Дверь распахивается, и моя сводная сестра, мадам Рояль – самая старшая дочь короля – выглядывает в коридор. Ее фарфоровое лицо покрыто пятнами, а глаза распухли и превратились в щелочки. Она так сильно кашляет, что не может говорить, но в ее молчании нет ничего необычного. За мои восемнадцать лет мы обменялись всего несколькими словами.

– Почему ты все еще тут? – спрашиваю я.

– Идти некуда. Людовик говорит, что мы просто не можем бросаться в бой.

– Людовик? – я задыхаюсь от его имени. – Он здесь? Но я видел его у ворот…

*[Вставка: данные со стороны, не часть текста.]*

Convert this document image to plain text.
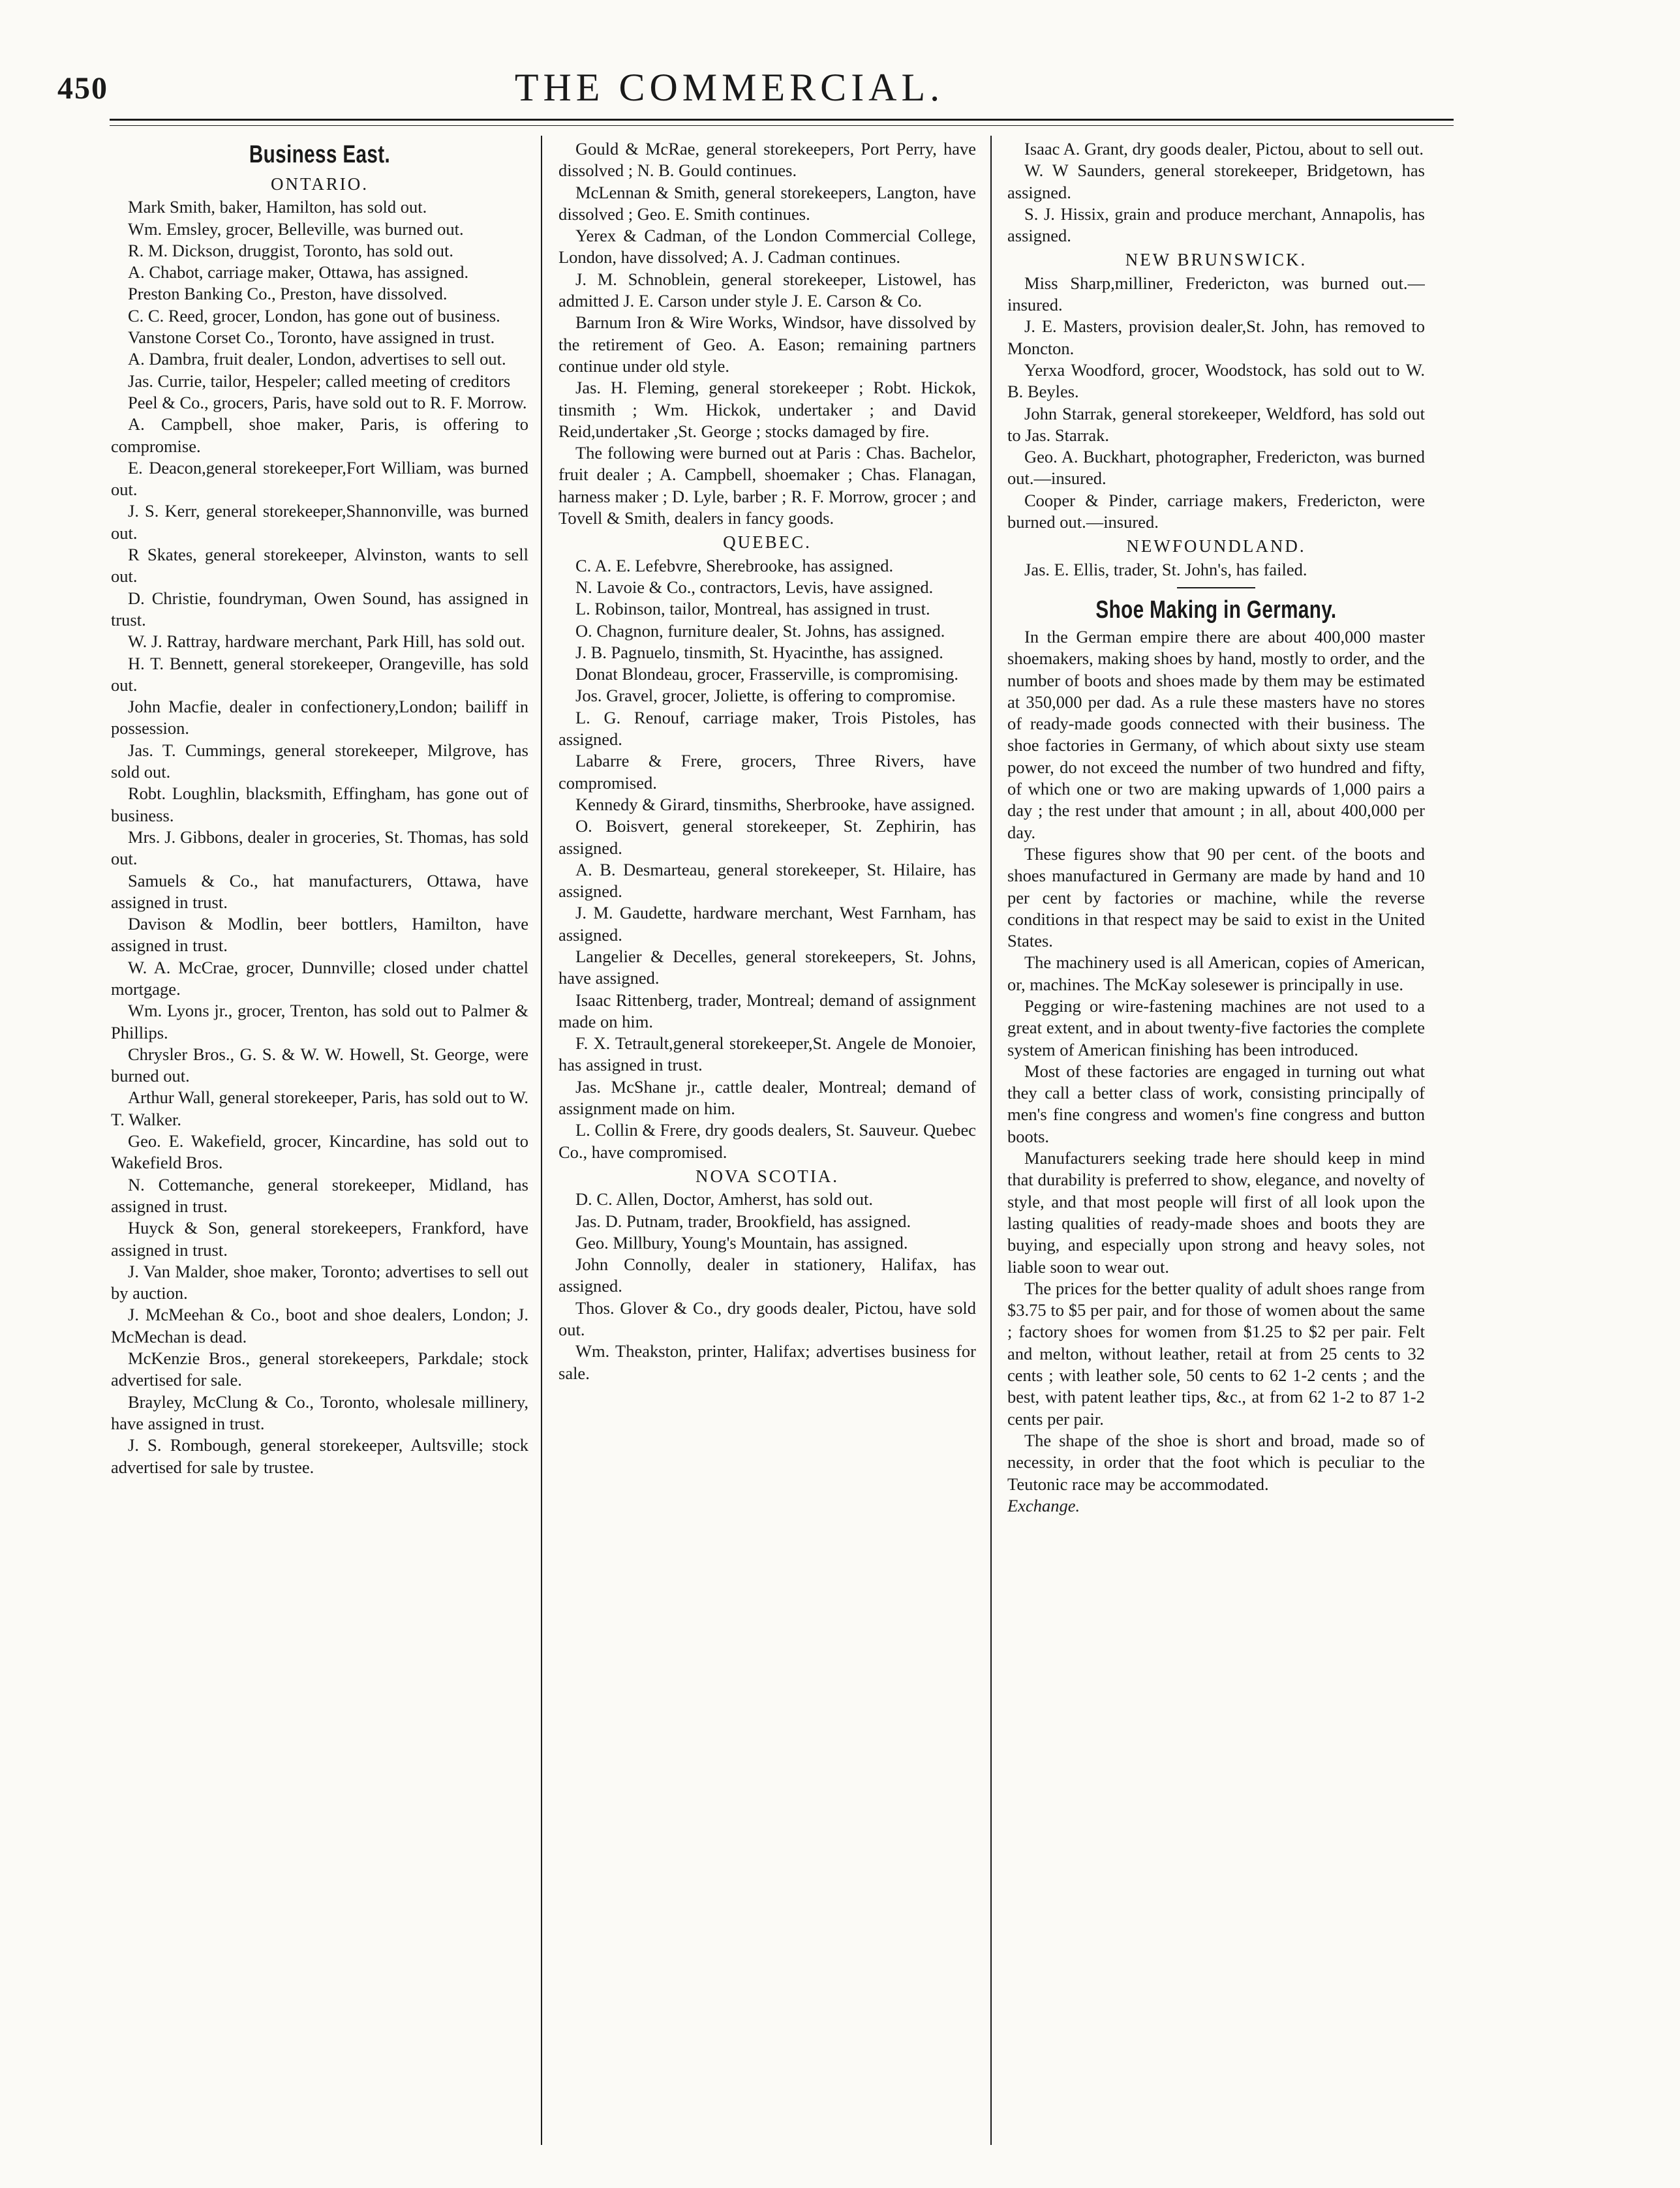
450	THE COMMERCIAL.
Business East.
ONTARIO.

Mark Smith, baker, Hamilton, has sold out.

Wm. Emsley, grocer, Belleville, was burned out.

R. M. Dickson, druggist, Toronto, has sold out.

A. Chabot, carriage maker, Ottawa, has assigned.

Preston Banking Co., Preston, have dissolved.

C. C. Reed, grocer, London, has gone out of business.

Vanstone Corset Co., Toronto, have assigned in trust.

A. Dambra, fruit dealer, London, advertises to sell out.

Jas. Currie, tailor, Hespeler; called meeting of creditors

Peel & Co., grocers, Paris, have sold out to R. F. Morrow.

A. Campbell, shoe maker, Paris, is offering to compromise.

E. Deacon,general storekeeper,Fort William, was burned out.

J. S. Kerr, general storekeeper,Shannonville, was burned out.

R Skates, general storekeeper, Alvinston, wants to sell out.

D. Christie, foundryman, Owen Sound, has assigned in trust.

W. J. Rattray, hardware merchant, Park Hill, has sold out.

H. T. Bennett, general storekeeper, Orangeville, has sold out.

John Macfie, dealer in confectionery,London; bailiff in possession.

Jas. T. Cummings, general storekeeper, Milgrove, has sold out.

Robt. Loughlin, blacksmith, Effingham, has gone out of business.

Mrs. J. Gibbons, dealer in groceries, St. Thomas, has sold out.

Samuels & Co., hat manufacturers, Ottawa, have assigned in trust.

Davison & Modlin, beer bottlers, Hamilton, have assigned in trust.

W. A. McCrae, grocer, Dunnville; closed under chattel mortgage.

Wm. Lyons jr., grocer, Trenton, has sold out to Palmer & Phillips.

Chrysler Bros., G. S. & W. W. Howell, St. George, were burned out.

Arthur Wall, general storekeeper, Paris, has sold out to W. T. Walker.

Geo. E. Wakefield, grocer, Kincardine, has sold out to Wakefield Bros.

N. Cottemanche, general storekeeper, Midland, has assigned in trust.

Huyck & Son, general storekeepers, Frankford, have assigned in trust.

J. Van Malder, shoe maker, Toronto; advertises to sell out by auction.

J. McMeehan & Co., boot and shoe dealers, London; J. McMechan is dead.

McKenzie Bros., general storekeepers, Parkdale; stock advertised for sale.

Brayley, McClung & Co., Toronto, wholesale millinery, have assigned in trust.

J. S. Rombough, general storekeeper, Aultsville; stock advertised for sale by trustee.

Gould & McRae, general storekeepers, Port Perry, have dissolved ; N. B. Gould continues.

McLennan & Smith, general storekeepers, Langton, have dissolved ; Geo. E. Smith continues.

Yerex & Cadman, of the London Commercial College, London, have dissolved; A. J. Cadman continues.

J. M. Schnoblein, general storekeeper, Listowel, has admitted J. E. Carson under style J. E. Carson & Co.

Barnum Iron & Wire Works, Windsor, have dissolved by the retirement of Geo. A. Eason; remaining partners continue under old style.

Jas. H. Fleming, general storekeeper ; Robt. Hickok, tinsmith ; Wm. Hickok, undertaker ; and David Reid,undertaker ,St. George ; stocks damaged by fire.

The following were burned out at Paris : Chas. Bachelor, fruit dealer ; A. Campbell, shoemaker ; Chas. Flanagan, harness maker ; D. Lyle, barber ; R. F. Morrow, grocer ; and Tovell & Smith, dealers in fancy goods.

QUEBEC.

C. A. E. Lefebvre, Sherebrooke, has assigned.

N. Lavoie & Co., contractors, Levis, have assigned.

L. Robinson, tailor, Montreal, has assigned in trust.

O. Chagnon, furniture dealer, St. Johns, has assigned.

J. B. Pagnuelo, tinsmith, St. Hyacinthe, has assigned.

Donat Blondeau, grocer, Frasserville, is compromising.

Jos. Gravel, grocer, Joliette, is offering to compromise.

L. G. Renouf, carriage maker, Trois Pistoles, has assigned.

Labarre & Frere, grocers, Three Rivers, have compromised.

Kennedy & Girard, tinsmiths, Sherbrooke, have assigned.

O. Boisvert, general storekeeper, St. Zephirin, has assigned.

A. B. Desmarteau, general storekeeper, St. Hilaire, has assigned.

J. M. Gaudette, hardware merchant, West Farnham, has assigned.

Langelier & Decelles, general storekeepers, St. Johns, have assigned.

Isaac Rittenberg, trader, Montreal; demand of assignment made on him.

F. X. Tetrault,general storekeeper,St. Angele de Monoier, has assigned in trust.

Jas. McShane jr., cattle dealer, Montreal; demand of assignment made on him.

L. Collin & Frere, dry goods dealers, St. Sauveur. Quebec Co., have compromised.

NOVA SCOTIA.

D. C. Allen, Doctor, Amherst, has sold out.

Jas. D. Putnam, trader, Brookfield, has assigned.

Geo. Millbury, Young's Mountain, has assigned.

John Connolly, dealer in stationery, Halifax, has assigned.

Thos. Glover & Co., dry goods dealer, Pictou, have sold out.

Wm. Theakston, printer, Halifax; advertises business for sale.

Isaac A. Grant, dry goods dealer, Pictou, about to sell out.

W. W Saunders, general storekeeper, Bridgetown, has assigned.

S. J. Hissix, grain and produce merchant, Annapolis, has assigned.

NEW BRUNSWICK.

Miss Sharp,milliner, Fredericton, was burned out.—insured.

J. E. Masters, provision dealer,St. John, has removed to Moncton.

Yerxa Woodford, grocer, Woodstock, has sold out to W. B. Beyles.

John Starrak, general storekeeper, Weldford, has sold out to Jas. Starrak.

Geo. A. Buckhart, photographer, Fredericton, was burned out.—insured.

Cooper & Pinder, carriage makers, Fredericton, were burned out.—insured.

NEWFOUNDLAND.

Jas. E. Ellis, trader, St. John's, has failed.

Shoe Making in Germany.

In the German empire there are about 400,000 master shoemakers, making shoes by hand, mostly to order, and the number of boots and shoes made by them may be estimated at 350,000 per dad. As a rule these masters have no stores of ready-made goods connected with their business. The shoe factories in Germany, of which about sixty use steam power, do not exceed the number of two hundred and fifty, of which one or two are making upwards of 1,000 pairs a day ; the rest under that amount ; in all, about 400,000 per day.

These figures show that 90 per cent. of the boots and shoes manufactured in Germany are made by hand and 10 per cent by factories or machine, while the reverse conditions in that respect may be said to exist in the United States.

The machinery used is all American, copies of American, or, machines. The McKay solesewer is principally in use.

Pegging or wire-fastening machines are not used to a great extent, and in about twenty-five factories the complete system of American finishing has been introduced.

Most of these factories are engaged in turning out what they call a better class of work, consisting principally of men's fine congress and women's fine congress and button boots.

Manufacturers seeking trade here should keep in mind that durability is preferred to show, elegance, and novelty of style, and that most people will first of all look upon the lasting qualities of ready-made shoes and boots they are buying, and especially upon strong and heavy soles, not liable soon to wear out.

The prices for the better quality of adult shoes range from $3.75 to $5 per pair, and for those of women about the same ; factory shoes for women from $1.25 to $2 per pair. Felt and melton, without leather, retail at from 25 cents to 32 cents ; with leather sole, 50 cents to 62 1-2 cents ; and the best, with patent leather tips, &c., at from 62 1-2 to 87 1-2 cents per pair.

The shape of the shoe is short and broad, made so of necessity, in order that the foot which is peculiar to the Teutonic race may be accommodated.

Exchange.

– Когда отца ударили… – начинает она, но падает в дверном проеме, плача. Анна и Франсуаза снова заплакали, я поднимаю их и прохожу мимо Мари.

Салон Дайан – самая упадочная из всех гостиных, с роскошными фиолетовыми драпировками и мебелью из черного дерева, но, как и покои дофина, она превратилась в картину кровавого противоречия. Трое нарушителей лежат на сверкающих плитах в лужах крови, а Гранд Конде, самый знаменитый генерал французской армии, прижимается к дивану и держится за бок, темно-красное пятно растекается по его светлой одежде. Позади него Людовик склоняется над столом, уставленным табакерками, перьями и графинами, расположенными в форме дворца. Он указывает на стену в дальнем конце стола, и Конде качает головой. Его Королевское Высочество ругается.

У меня возникает соблазн развернуться, схватить девочек и оставить придворных убегать самим. Они никогда меня не послушают, и любой миг может стать решающим для того, чтобы добраться до прохода. Но Мари стонет в ладони, и все внутри меня сжимается, как тряпка для мытья посуды. Заслуживают или нет, я не могу оставить их умирать.

Я ставлю сестер у стены и шагаю к мужчинам, кашляя, поскольку они не удосужились заметить меня.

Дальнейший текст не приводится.